Efficacy and Safety: Pre-clinical Models and Non-invasive Monitoring
Numerous in vitro and in vivo models and assays lack predictive utility, causing a resource drain as therapies are disregarded part way through development. Increasing their success rate (currently below 20%) requires the TERM community to identify and abandon failed models, learn from them and devise new model systems. Many regenerative medicine therapies require more complex measures of toxicity and especially efficacy than conventional pharmaceuticals.
For the industry to thrive, screening systems and appropriate prediction models for cells and biomaterials must be devised with reliable, predictive utility.

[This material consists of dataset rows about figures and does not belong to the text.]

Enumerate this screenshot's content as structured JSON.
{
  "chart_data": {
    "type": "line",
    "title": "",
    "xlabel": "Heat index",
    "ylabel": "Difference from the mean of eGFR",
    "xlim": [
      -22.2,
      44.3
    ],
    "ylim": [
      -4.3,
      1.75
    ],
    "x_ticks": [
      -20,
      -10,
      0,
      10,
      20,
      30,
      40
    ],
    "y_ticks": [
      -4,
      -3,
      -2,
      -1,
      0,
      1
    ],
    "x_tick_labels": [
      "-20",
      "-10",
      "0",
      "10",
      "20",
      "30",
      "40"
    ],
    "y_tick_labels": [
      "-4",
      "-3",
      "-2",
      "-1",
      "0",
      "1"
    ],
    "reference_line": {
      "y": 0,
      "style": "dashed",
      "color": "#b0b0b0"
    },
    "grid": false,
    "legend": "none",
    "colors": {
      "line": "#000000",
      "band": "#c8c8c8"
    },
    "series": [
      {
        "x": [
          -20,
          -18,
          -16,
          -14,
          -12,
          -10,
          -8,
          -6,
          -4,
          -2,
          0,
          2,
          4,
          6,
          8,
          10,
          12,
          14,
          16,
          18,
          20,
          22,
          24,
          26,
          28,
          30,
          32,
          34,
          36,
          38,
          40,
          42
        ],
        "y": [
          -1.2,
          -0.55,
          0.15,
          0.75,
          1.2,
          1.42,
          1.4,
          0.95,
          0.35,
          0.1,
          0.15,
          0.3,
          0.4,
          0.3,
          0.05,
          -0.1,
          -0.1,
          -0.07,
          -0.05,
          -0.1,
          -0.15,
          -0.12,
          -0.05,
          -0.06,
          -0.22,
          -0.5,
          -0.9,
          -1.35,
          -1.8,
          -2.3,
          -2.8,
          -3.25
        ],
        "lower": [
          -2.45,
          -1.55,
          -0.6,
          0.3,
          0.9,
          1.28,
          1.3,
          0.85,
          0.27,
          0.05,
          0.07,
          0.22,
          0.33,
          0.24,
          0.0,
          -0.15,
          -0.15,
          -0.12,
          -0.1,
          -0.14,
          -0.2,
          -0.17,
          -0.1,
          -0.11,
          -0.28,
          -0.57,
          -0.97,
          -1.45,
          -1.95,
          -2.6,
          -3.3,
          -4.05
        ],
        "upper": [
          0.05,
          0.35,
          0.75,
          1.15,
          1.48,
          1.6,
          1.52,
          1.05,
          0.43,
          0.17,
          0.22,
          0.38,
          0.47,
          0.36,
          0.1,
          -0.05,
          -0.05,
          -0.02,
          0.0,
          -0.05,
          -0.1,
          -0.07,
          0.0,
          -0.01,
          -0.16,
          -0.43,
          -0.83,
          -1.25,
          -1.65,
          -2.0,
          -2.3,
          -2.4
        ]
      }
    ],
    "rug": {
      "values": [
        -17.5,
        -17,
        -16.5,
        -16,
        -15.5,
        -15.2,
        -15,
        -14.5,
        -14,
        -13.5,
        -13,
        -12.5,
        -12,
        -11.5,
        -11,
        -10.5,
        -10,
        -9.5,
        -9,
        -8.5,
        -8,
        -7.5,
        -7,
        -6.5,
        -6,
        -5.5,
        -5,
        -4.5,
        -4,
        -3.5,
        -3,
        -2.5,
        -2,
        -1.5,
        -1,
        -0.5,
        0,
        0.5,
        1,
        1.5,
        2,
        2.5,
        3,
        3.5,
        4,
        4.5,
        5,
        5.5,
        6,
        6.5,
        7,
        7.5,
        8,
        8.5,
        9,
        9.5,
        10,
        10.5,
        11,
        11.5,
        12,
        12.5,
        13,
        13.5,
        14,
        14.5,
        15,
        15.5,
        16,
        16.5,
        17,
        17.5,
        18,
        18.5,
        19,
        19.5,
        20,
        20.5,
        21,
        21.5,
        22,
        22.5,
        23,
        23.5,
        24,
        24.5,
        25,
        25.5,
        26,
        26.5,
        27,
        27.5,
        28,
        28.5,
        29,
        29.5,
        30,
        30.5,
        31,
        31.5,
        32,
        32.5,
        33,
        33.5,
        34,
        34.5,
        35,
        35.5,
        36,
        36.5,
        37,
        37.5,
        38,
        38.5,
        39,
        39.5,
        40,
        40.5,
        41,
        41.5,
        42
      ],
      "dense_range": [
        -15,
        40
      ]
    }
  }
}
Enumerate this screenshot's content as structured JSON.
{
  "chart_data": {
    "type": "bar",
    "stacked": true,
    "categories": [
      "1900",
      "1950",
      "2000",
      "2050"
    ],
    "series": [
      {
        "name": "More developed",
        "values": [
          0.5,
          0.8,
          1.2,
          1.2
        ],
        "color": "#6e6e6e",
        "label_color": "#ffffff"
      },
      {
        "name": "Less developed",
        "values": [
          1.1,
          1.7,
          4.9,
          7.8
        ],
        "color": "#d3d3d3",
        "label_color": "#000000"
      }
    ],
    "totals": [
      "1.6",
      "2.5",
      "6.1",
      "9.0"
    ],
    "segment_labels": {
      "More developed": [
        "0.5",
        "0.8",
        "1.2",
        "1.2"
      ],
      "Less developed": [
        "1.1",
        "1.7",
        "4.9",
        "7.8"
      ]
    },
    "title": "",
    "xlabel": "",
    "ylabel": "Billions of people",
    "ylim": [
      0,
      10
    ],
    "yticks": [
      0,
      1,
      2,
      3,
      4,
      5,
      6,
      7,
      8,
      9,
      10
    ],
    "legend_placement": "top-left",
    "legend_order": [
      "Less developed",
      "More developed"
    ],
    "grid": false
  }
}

One major barrier for assessing the success of regenerative therapies is the lack of non-invasive imaging strategies to monitor in vivo tissue repair and correlate functional outcomes with implant behaviour. Post-transplant information regarding cell localisation, survival, migration and differentiation could provide data to elucidate mechanisms of repair (which may be different to preclinical models) or reasons for graft failure (i.e. incorrect cell localisation). In contrast to small animal models, our ability to track transplanted cells in the clinic is currently limited.
This can be due to:
Inadequate tissue penetration
Toxicity and safety concerns (i.e. viral introduction of transplant-cell tracers).
Strategies to overcome these challenges will be discussed. This will result in the identification of key targets for the TERM community to address whilst also emphasizing the huge potential for routine clinical use of non-invasive monitoring for regeneration and monitoring of therapeutic implantation.